Conduit Loïc et Coline à la gare de La Baule, ville où je ne me sens pas très à mon aise. Sur les quais, les jolies filles étaient bien plus nombreuses que la moyenne ailleurs, signe indubitable de bourgeoisie. Tout ça n’est pas pour nous — me dis-je parce que je ne sais pas aller au-delà du masque premier que je veux voir sur les gens (mais j’ai l’impression de continuer à appartenir par trop de côtés à un autre monde – « rock » selon l’expression un peu bêta de Joris, parce que nous ne sommes pas très « rock » en fait. Les gens ne s’y arrêtent peut-être pas, ou s’en fichent, mais c’est vrai, tout de même, que lui avec ses cheveux longs en bataille, moi, ma chemise in en synthétique et mes Adidas seventies trouvées au marché au puces à Méliniac pour quinze francs, nous pouvons passer pour différents une minute. Enfin peut-être tout le monde n’a-t-il pas un sentiment des différences sociales aussi développé que le mien, qui est presque pathologique, et m’empêche beaucoup d’aller vers les autres).

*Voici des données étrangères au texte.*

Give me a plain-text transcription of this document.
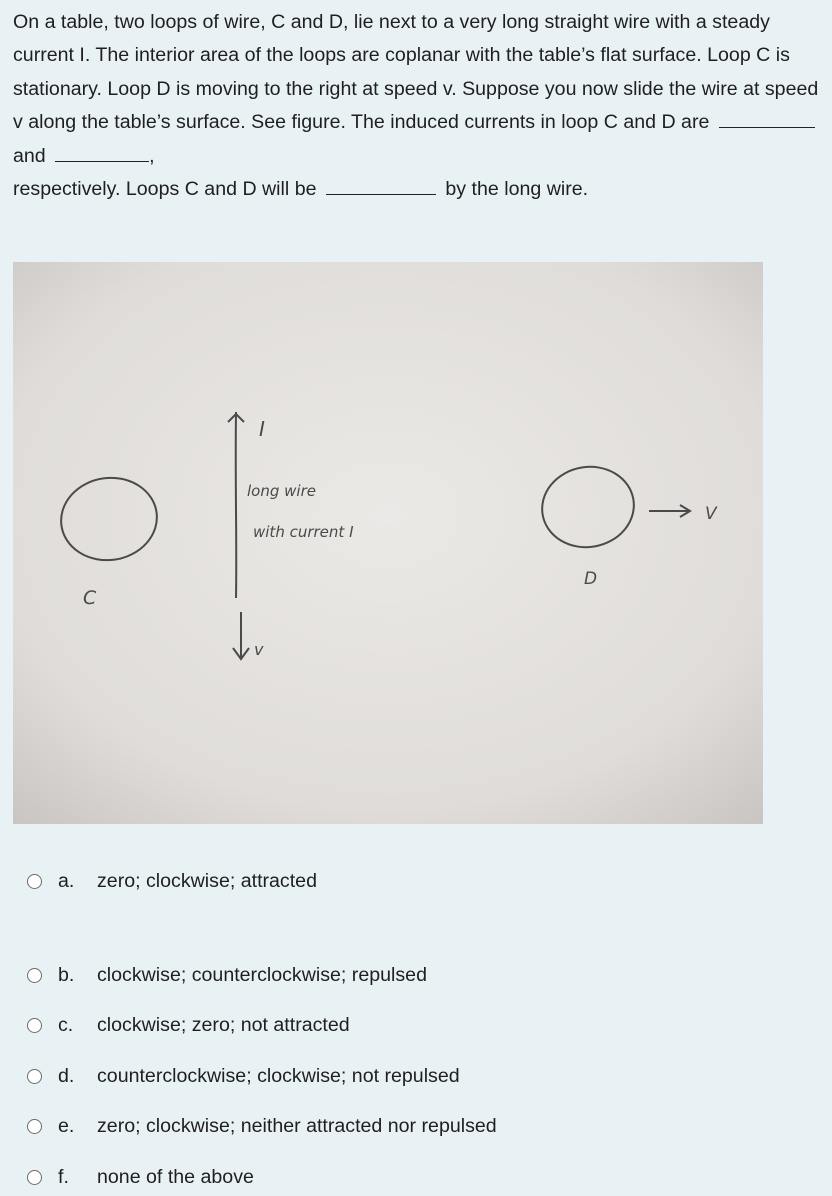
On a table, two loops of wire, C and D, lie next to a very long straight wire with a steady current I. The interior area of the loops are coplanar with the table’s flat surface. Loop C is stationary. Loop D is moving to the right at speed v. Suppose you now slide the wire at speed v along the table’s surface. See figure. The induced currents in loop C and D are  and	,
respectively. Loops C and D will be	by the long wire.
I
long wire
with current I
v
C
D
V
a.	zero; clockwise; attracted
b.	clockwise; counterclockwise; repulsed
c.	clockwise; zero; not attracted
d.	counterclockwise; clockwise; not repulsed
e.	zero; clockwise; neither attracted nor repulsed
f.	none of the above
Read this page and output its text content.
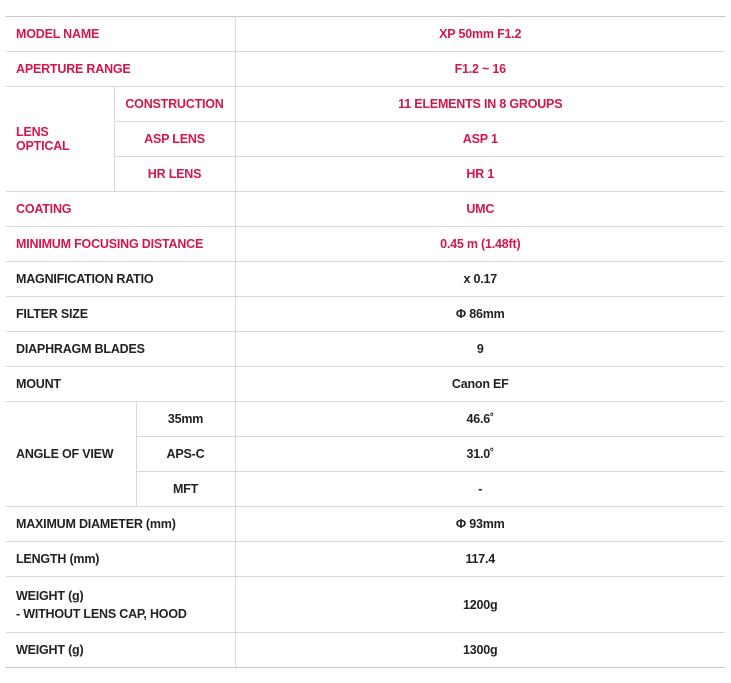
MODEL NAME			XP 50mm F1.2
APERTURE RANGE			F1.2 ~ 16
LENS OPTICAL	CONSTRUCTION		11 ELEMENTS IN 8 GROUPS
	ASP LENS		ASP 1
	HR LENS		HR 1
COATING			UMC
MINIMUM FOCUSING DISTANCE			0.45 m (1.48ft)
MAGNIFICATION RATIO			x 0.17
FILTER SIZE			Φ 86mm
DIAPHRAGM BLADES			9
MOUNT			Canon EF
ANGLE OF VIEW		35mm	46.6˚
		APS-C	31.0˚
		MFT	-
MAXIMUM DIAMETER (mm)			Φ 93mm
LENGTH (mm)			117.4

WEIGHT (g)
- WITHOUT LENS CAP, HOOD			1200g
WEIGHT (g)			1300g
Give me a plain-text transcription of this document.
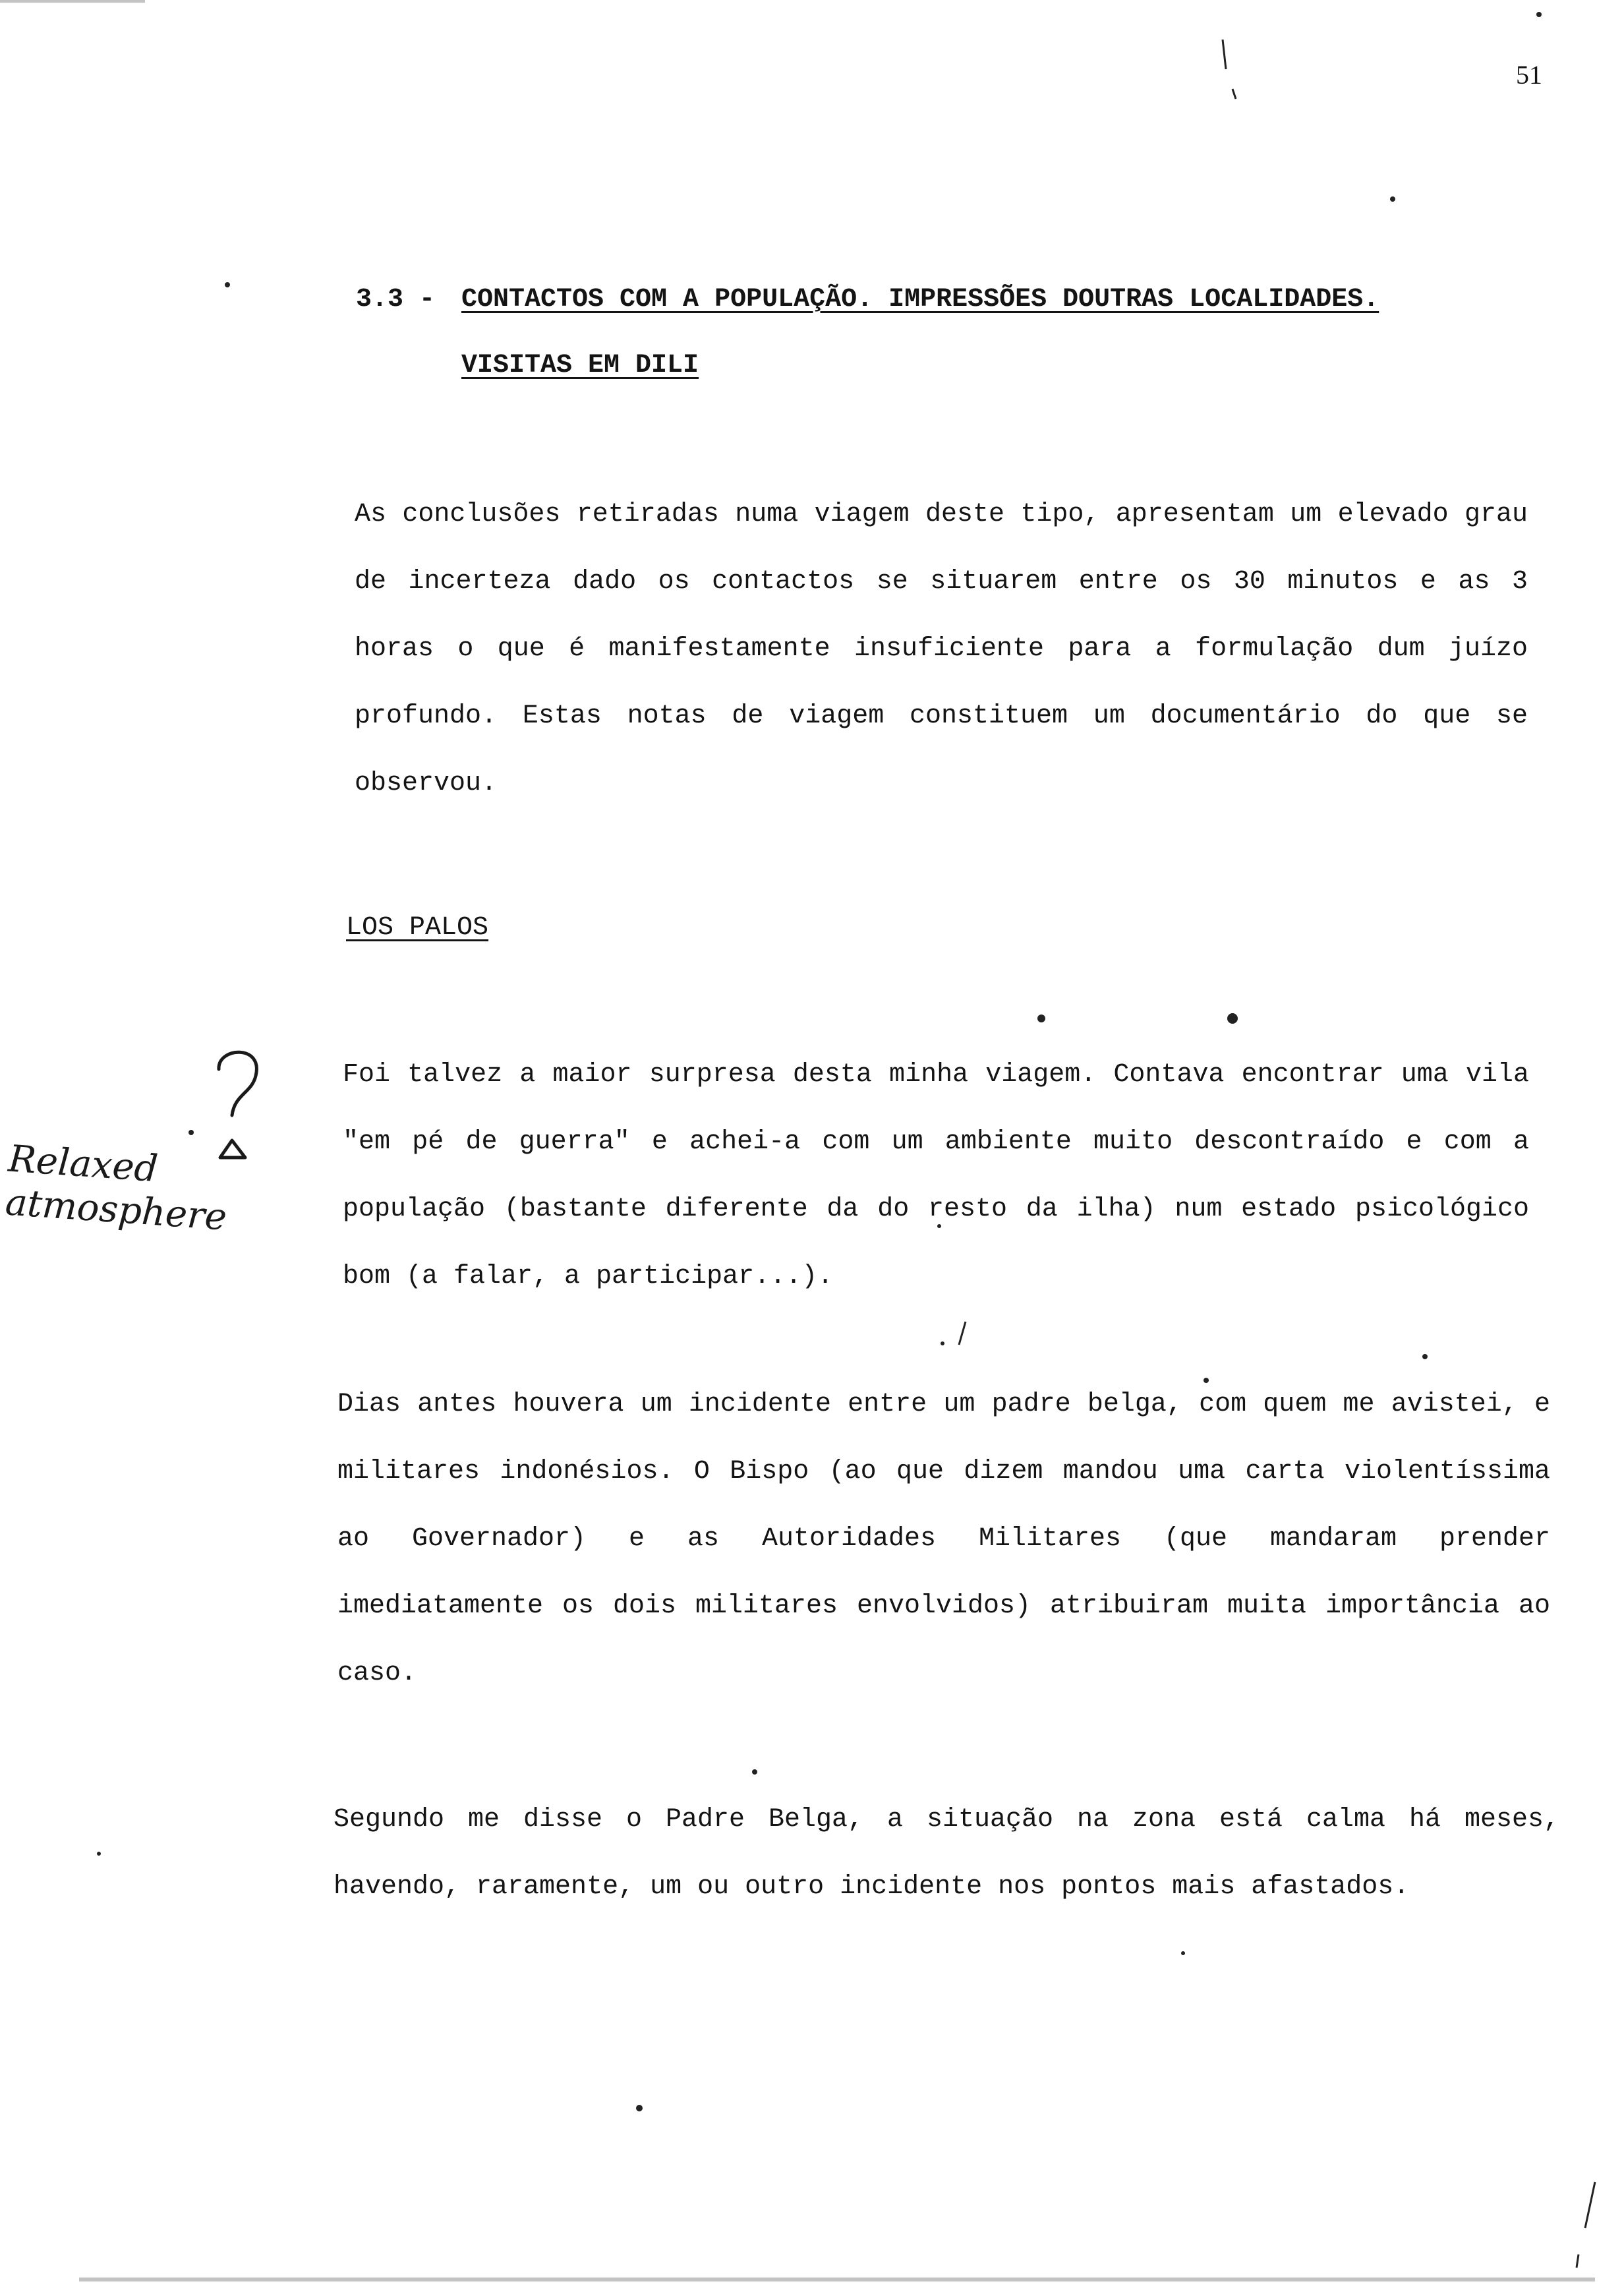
51
3.3 - CONTACTOS COM A POPULAÇÃO. IMPRESSÕES DOUTRAS LOCALIDADES.
VISITAS EM DILI
As conclusões retiradas numa viagem deste tipo, apresentam um elevado grau de incerteza dado os contactos se situarem entre os 30 minutos e as 3 horas o que é manifestamente insuficiente para a formulação dum juízo profundo. Estas notas de viagem constituem um documentário do que se observou.
LOS PALOS
Foi talvez a maior surpresa desta minha viagem. Contava encontrar uma vila "em pé de guerra" e achei-a com um ambiente muito descontraído e com a população (bastante diferente da do resto da ilha) num estado psicológico bom (a falar, a participar...).
Dias antes houvera um incidente entre um padre belga, com quem me avistei, e militares indonésios. O Bispo (ao que dizem mandou uma carta violentíssima ao Governador) e as Autoridades Militares (que mandaram prender imediatamente os dois militares envolvidos) atribuiram muita importância ao caso.
Segundo me disse o Padre Belga, a situação na zona está calma há meses, havendo, raramente, um ou outro incidente nos pontos mais afastados.
Relaxed atmosphere
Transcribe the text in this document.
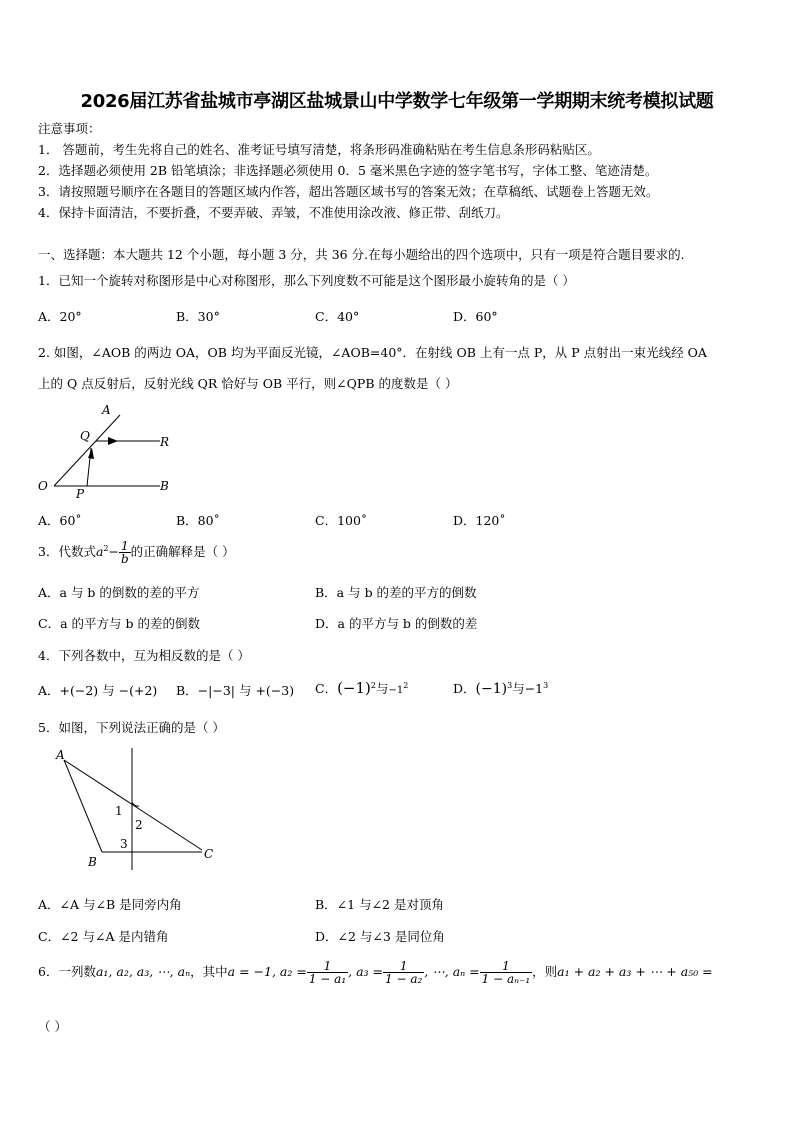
2026届江苏省盐城市亭湖区盐城景山中学数学七年级第一学期期末统考模拟试题
注意事项：
1． 答题前，考生先将自己的姓名、准考证号填写清楚，将条形码准确粘贴在考生信息条形码粘贴区。
2．选择题必须使用 2B 铅笔填涂；非选择题必须使用 0．5 毫米黑色字迹的签字笔书写，字体工整、笔迹清楚。
3．请按照题号顺序在各题目的答题区域内作答，超出答题区域书写的答案无效；在草稿纸、试题卷上答题无效。
4．保持卡面清洁，不要折叠，不要弄破、弄皱，不准使用涂改液、修正带、刮纸刀。
一、选择题：本大题共 12 个小题，每小题 3 分，共 36 分.在每小题给出的四个选项中，只有一项是符合题目要求的.
1．已知一个旋转对称图形是中心对称图形，那么下列度数不可能是这个图形最小旋转角的是（ ）
A．20°	B．30°	C．40°	D．60°
2. 如图，∠AOB 的两边 OA，OB 均为平面反光镜，∠AOB=40°．在射线 OB 上有一点 P，从 P 点射出一束光线经 OA
上的 Q 点反射后，反射光线 QR 恰好与 OB 平行，则∠QPB 的度数是（ ）
A
Q	R
O
P
B
A．60˚	B．80˚	C．100˚	D．120˚
3．代数式$a^2- \frac{1}{b}$ 的正确解释是（ ）
A．a 与 b 的倒数的差的平方	B．a 与 b 的差的平方的倒数
C．a 的平方与 b 的差的倒数	D．a 的平方与 b 的倒数的差
4．下列各数中，互为相反数的是（ ）
A．+(−2) 与 −(+2) B．−|−3| 与 +(−3) C．$(-1)^2$与$-1^2$	D．$(-1)^3$与$-1^3$
5．如图，下列说法正确的是（ ）
A
B
C
1
2
3
A．∠A 与∠B 是同旁内角	B．∠1 与∠2 是对顶角
C．∠2 与∠A 是内错角	D．∠2 与∠3 是同位角
6．一列数a₁, a₂, a₃, ⋯, aₙ，其中a = −1, $a_2 = \frac{1}{\text{1 − a₁}}$ , $a_3 = \frac{1}{\text{1 − a₂}}$ , ⋯, $a_n = \frac{1}{\text{1 − aₙ₋₁}}$ ，则a₁ + a₂ + a₃ + ⋯ + a₅₀ =
（ ）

Après quelques jours environné de gens, je vais passer les trois prochains seul, puisque Joris va travailler au cabinet médical de notre oncle (il est à Méliniac, avec des intermittences, depuis le début du mois). Beaucoup parlé de musique : outre Loïc, Mathieux et sa copine Marie ont été là jusqu’à dimanche soir ; elle est aux Beaux-Arts de Paris, et s’occupe d’un fanzine qui traite uniquement de démos très underground. Sa grande naïveté a poussé à ce que les discussions tournent vite à la polémique, d’autant plus qu’il nous en faut peu pour nous lancer sur ce terrain. Je préfère d’ailleurs voir Loïc quand il est seul, pour donner tout le champ libre à nos penchants. Lorsque Coline est là, il la traite souvent si mal que je trouve ça gênant ; il est bien pire qu’Ermold le Noir avec Marie-Charlotte (qui sait aussi mieux se défendre). En fait, il se préoccupe à peine d’elle, elle est presque là en plus, et il n’a que faire de ses désirs et récriminations. Il est d’un naturel entier et égoïste, mais ça le montre sous un jour moins bon — qu’il vaut mieux donc ne pas souffrir, puisque je l’apprécie pour les autres. C’est triste de voir comment elle s’accroche à lui, comment elle est prête à toutes les humiliations. Schéma trop connu du couple déséquilibré. Et le pire est qu’elle en a parfaitement conscience mais ne peut se résoudre à rien tenter pour que ça change. Il est de toute façon trop tard sans doute. Lui se moque bien d’être ou n’être pas avec elle ; ce n’est pas ce qui le retient dans l’existence. Il n’a de toute façon jamais caché que la musique était pour lui le plus important ; tout son esprit est tendu vers elle. Ce côté dur de sa personnalité est quelque chose qu’on ne peut guère imaginer quand on le voit sur scène.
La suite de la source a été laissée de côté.